Uber’s use of the net proceeds is slated for general corporate purposes, which could encompass strategic investments, although no specific allocations have been determined.
The notes and the guarantee by Neben Holdings have not been registered under the Securities Act or state securities laws, and thus, may not be offered or sold in the U.S. without registration or an exemption.
This announcement follows Uber’s ongoing mission to expand its services and market presence since its inception in 2010, which has seen the company revolutionize urban mobility and logistics. The strategy appears effective, with Uber achieving 17.6% revenue growth in the last twelve months. For deeper insights into Uber’s financial health and growth prospects, InvestingPro subscribers have access to 12 additional exclusive ProTips and comprehensive financial metrics.

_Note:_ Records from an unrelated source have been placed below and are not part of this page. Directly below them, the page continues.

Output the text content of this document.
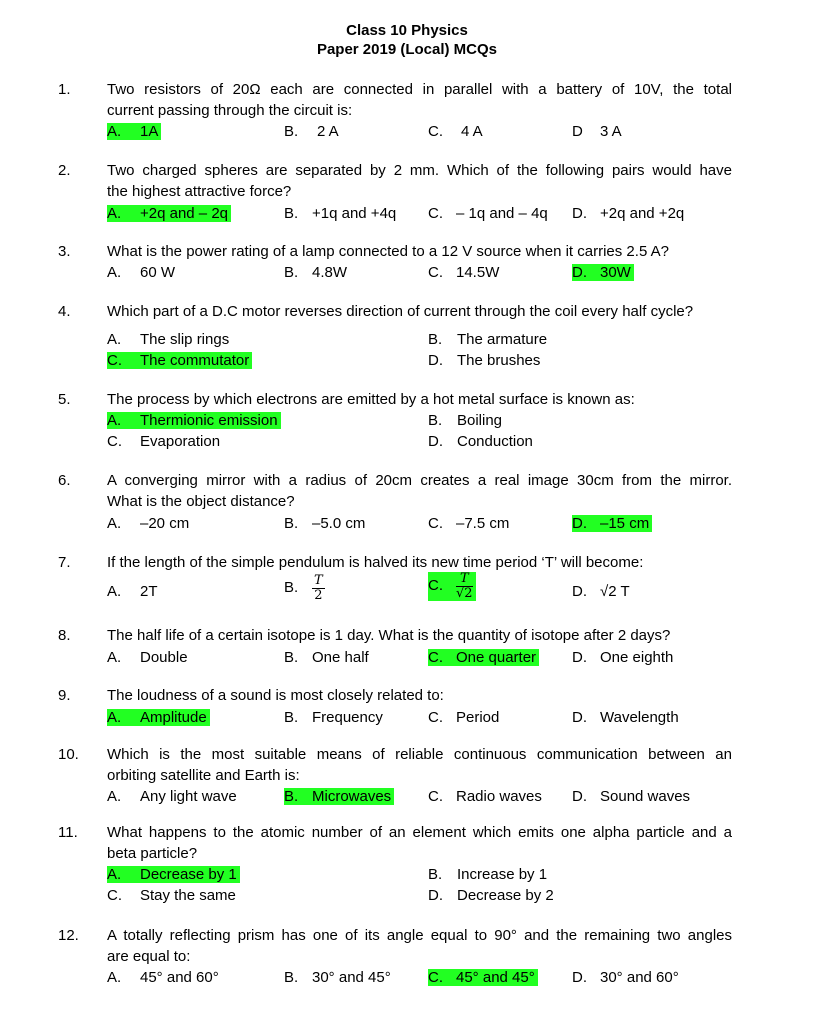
Class 10 Physics
Paper 2019 (Local) MCQs
1. Two resistors of 20Ω each are connected in parallel with a battery of 10V, the total
current passing through the circuit is:
A. 1A	B. 2 A	C. 4 A	D 3 A
2. Two charged spheres are separated by 2 mm. Which of the following pairs would have
the highest attractive force?
A. +2q and – 2q	B. +1q and +4q C. – 1q and – 4q D. +2q and +2q
3. What is the power rating of a lamp connected to a 12 V source when it carries 2.5 A?
A. 60 W	B. 4.8W	C. 14.5W	D. 30W
4. Which part of a D.C motor reverses direction of current through the coil every half cycle?
A. The slip rings	B. The armature
C. The commutator	D. The brushes
5. The process by which electrons are emitted by a hot metal surface is known as:
A. Thermionic emission	B. Boiling
C. Evaporation	D. Conduction
6. A converging mirror with a radius of 20cm creates a real image 30cm from the mirror.
What is the object distance?
A. –20 cm	B. –5.0 cm	C. –7.5 cm	D. –15 cm
7. If the length of the simple pendulum is halved its new time period ‘T’ will become:
A. 2T	B. $\frac{T}{2}$	C. $\frac{T}{√2}$	D. √2 T
8. The half life of a certain isotope is 1 day. What is the quantity of isotope after 2 days?
A. Double	B. One half	C. One quarter D. One eighth
9. The loudness of a sound is most closely related to:
A. Amplitude	B. Frequency	C. Period	D. Wavelength
10. Which is the most suitable means of reliable continuous communication between an
orbiting satellite and Earth is:
A. Any light wave	B. Microwaves C. Radio waves D. Sound waves
11. What happens to the atomic number of an element which emits one alpha particle and a
beta particle?
A. Decrease by 1	B. Increase by 1
C. Stay the same	D. Decrease by 2
12. A totally reflecting prism has one of its angle equal to 90° and the remaining two angles
are equal to:
A. 45° and 60°	B. 30° and 45° C. 45° and 45° D. 30° and 60°
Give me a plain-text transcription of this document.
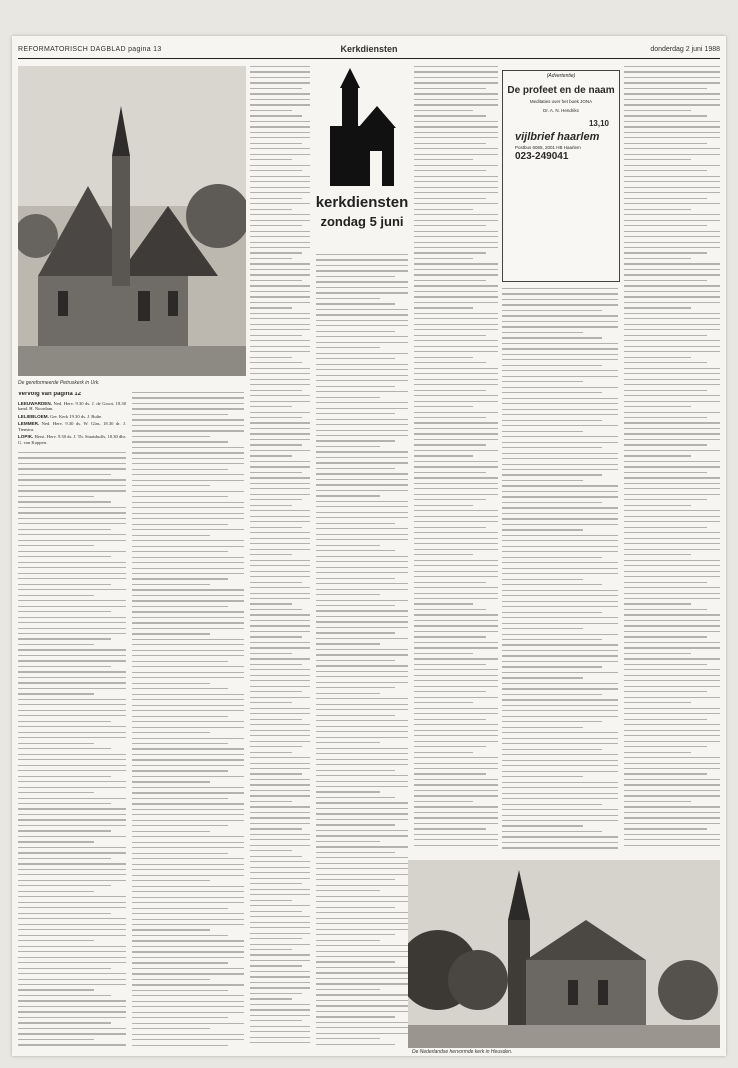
REFORMATORISCH DAGBLAD pagina 13	Kerkdiensten	donderdag 2 juni 1988
De gereformeerde Petruskerk in Urk.
Vervolg van pagina 12

LEEUWARDEN. Ned. Herv. 9.30 ds. J. de Groot, 18.30 kand. H. Noordam.

LELIEBLOEM. Ger. Kerk 19.30 ds. J. Bulte.

LEMMER. Ned. Herv. 9.30 ds. W. Glas, 18.30 dr. J. Tienstra.

LOPIK. Herst. Herv. 9.30 ds. J. Th. Staatsbulfs, 18.30 dhr. G. van Koppen.

kerkdiensten
zondag 5 juni
(Advertentie)
De profeet en de naam
Meditaties over het boek JONA
Dr. A. N. Hendriks
13,10
vijlbrief haarlem
Postbus 6065, 2001 HB Haarlem
023-249041
De Nederlandse hervormde kerk in Heusden.
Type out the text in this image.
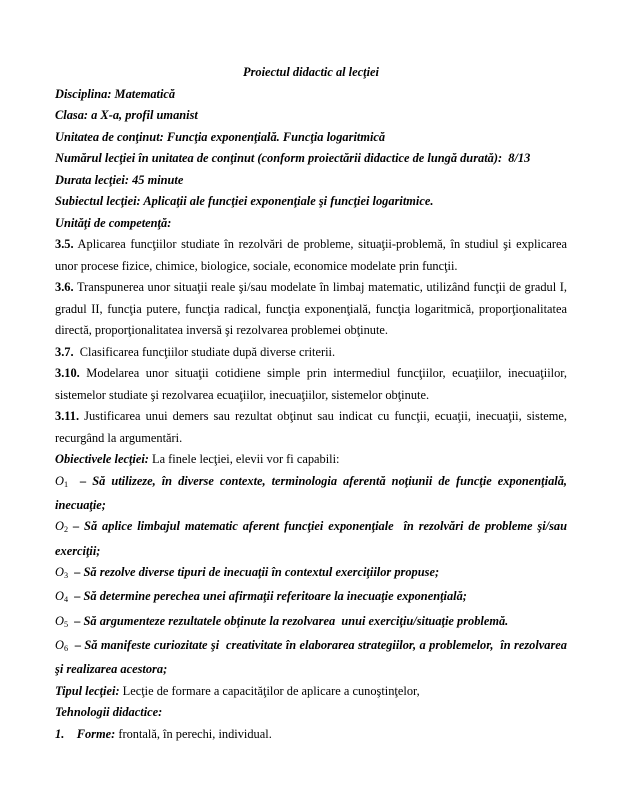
Proiectul didactic al lecţiei

Disciplina: Matematică

Clasa: a X-a, profil umanist

Unitatea de conţinut: Funcţia exponenţială. Funcţia logaritmică

Numărul lecţiei în unitatea de conţinut (conform proiectării didactice de lungă durată):  8/13

Durata lecţiei: 45 minute

Subiectul lecţiei: Aplicaţii ale funcţiei exponenţiale şi funcţiei logaritmice.

Unităţi de competenţă:

3.5. Aplicarea funcţiilor studiate în rezolvări de probleme, situaţii-problemă, în studiul şi explicarea unor procese fizice, chimice, biologice, sociale, economice modelate prin funcţii.

3.6. Transpunerea unor situaţii reale şi/sau modelate în limbaj matematic, utilizând funcţii de gradul I, gradul II, funcţia putere, funcţia radical, funcţia exponenţială, funcţia logaritmică, proporţionalitatea directă, proporţionalitatea inversă şi rezolvarea problemei obţinute.

3.7.  Clasificarea funcţiilor studiate după diverse criterii.

3.10. Modelarea unor situaţii cotidiene simple prin intermediul funcţiilor, ecuaţiilor, inecuaţiilor, sistemelor studiate şi rezolvarea ecuaţiilor, inecuaţiilor, sistemelor obţinute.

3.11. Justificarea unui demers sau rezultat obţinut sau indicat cu funcţii, ecuaţii, inecuaţii, sisteme, recurgând la argumentări.

Obiectivele lecţiei: La finele lecţiei, elevii vor fi capabili:

$O_1$  – Să utilizeze, în diverse contexte, terminologia aferentă noţiunii de funcţie exponenţială, inecuaţie;

$O_2$ – Să aplice limbajul matematic aferent funcţiei exponenţiale  în rezolvări de probleme şi/sau exerciţii;

$O_3$  – Să rezolve diverse tipuri de inecuaţii în contextul exerciţiilor propuse;

$O_4$  – Să determine perechea unei afirmaţii referitoare la inecuaţie exponenţială;

$O_5$  – Să argumenteze rezultatele obţinute la rezolvarea  unui exerciţiu/situaţie problemă.

$O_6$  – Să manifeste curiozitate şi  creativitate în elaborarea strategiilor, a problemelor,  în rezolvarea şi realizarea acestora;

Tipul lecţiei: Lecţie de formare a capacităţilor de aplicare a cunoştinţelor,

Tehnologii didactice:

1. Forme: frontală, în perechi, individual.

It is important to note that this press release contains forward-looking statements, which involve risks and uncertainties. These statements are not guarantees of future performance, and actual results may differ materially. Potential investors are cautioned not to place undue reliance on these forward-looking statements.
The information is based on a press release statement from Uber Technologies, Inc.
In other recent news, Uber Technologies Inc. reported mixed but solid first-quarter earnings for 2025, with earnings before interest, taxes, depreciation, and amortization (EBITDA) slightly surpassing consensus estimates, despite a minor shortfall in gross bookings. Revenue aligned closely with some analysts’ expectations, missing consensus by just 0.8%, while EBITDA exceeded projections by 1%. Following these results, several analyst firms have adjusted their price targets for Uber, reflecting varied levels of confidence in the company’s performance and future prospects. DA Davidson raised its price target to $98, citing steady demand and stable trip growth in Uber’s Mobility segment.
TD Cowen also increased its price target to $96, maintaining a Buy rating, and highlighted Uber’s favorable guidance for the second quarter. RBC Capital Markets raised its target to $94, noting Uber’s robust customer growth and strong incremental profit margins, alongside the company’s advancements in autonomous vehicle technology. Cantor Fitzgerald set a new price target of $96, emphasizing Uber’s healthy consumer growth and strategic initiatives, including its progress with autonomous vehicles.
Benchmark, however, maintained a Hold rating, noting a slight miss in gross bookings and revenue but acknowledging potential benefits from Uber’s strategic focus on membership and cross-pollination. Despite some deceleration in Mobility gross bookings, analysts generally express optimism about Uber’s growth trajectory and strategic positioning in the market.